Remember that even ELB's in AWS have IP's that change all the time, and this itself is actually a source of vulnerabilities from apps that don't respect DNS TTL's (as has been seen in the forums repeatedly -- apps get connected to the previous IP instead of the new one). It's probably safer to retrieve and verify the IP for each request, and just cache if the IP is 'safe'. (And just doing IP subnet calculations is non-trivial in most less-common languages.)
Also, request throttling should be maintained and HTTP verb checking, to prevent being turned into a proxy for other attacks.
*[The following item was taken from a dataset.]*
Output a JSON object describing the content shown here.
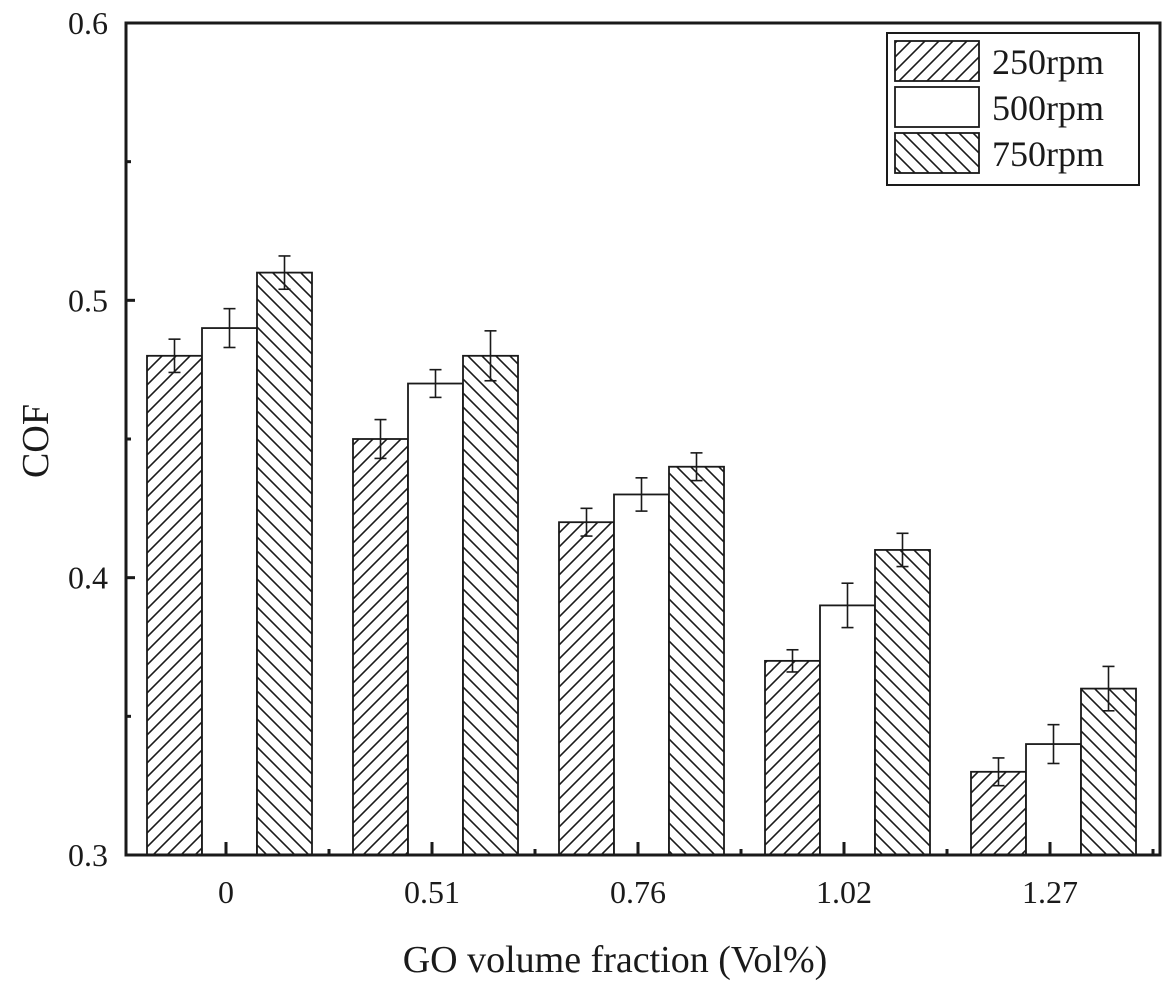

Actually, any decision to accept an arbitrary URL should be carefully examined in light of how hard it is to do safely.
As long as you manually get the IP for every domain. I.e. if they ask for "blah.com" you have to get the IP, check it, then turn it into "curl -H 'Host: blah.com' http://IP". (Otherwise, it may be a race condition that allows the DNS server to resolve to a different IP address the 2nd time. See https://en.wikipedia.org/wiki/Time_of_check_to_time_of_use )
1. Resolve hostname and remember the response
2. Verify that the response does not contain any addresses in a private IP space, or any other IP that is only accessible to you
3. Use the IP from step 1 when establishing a connection
With other solutions, you might end up being vulnerable to DNS rebinding attacks.
Bonus points for doing all your URL fetching in some sort of sandbox that enforces these access rules.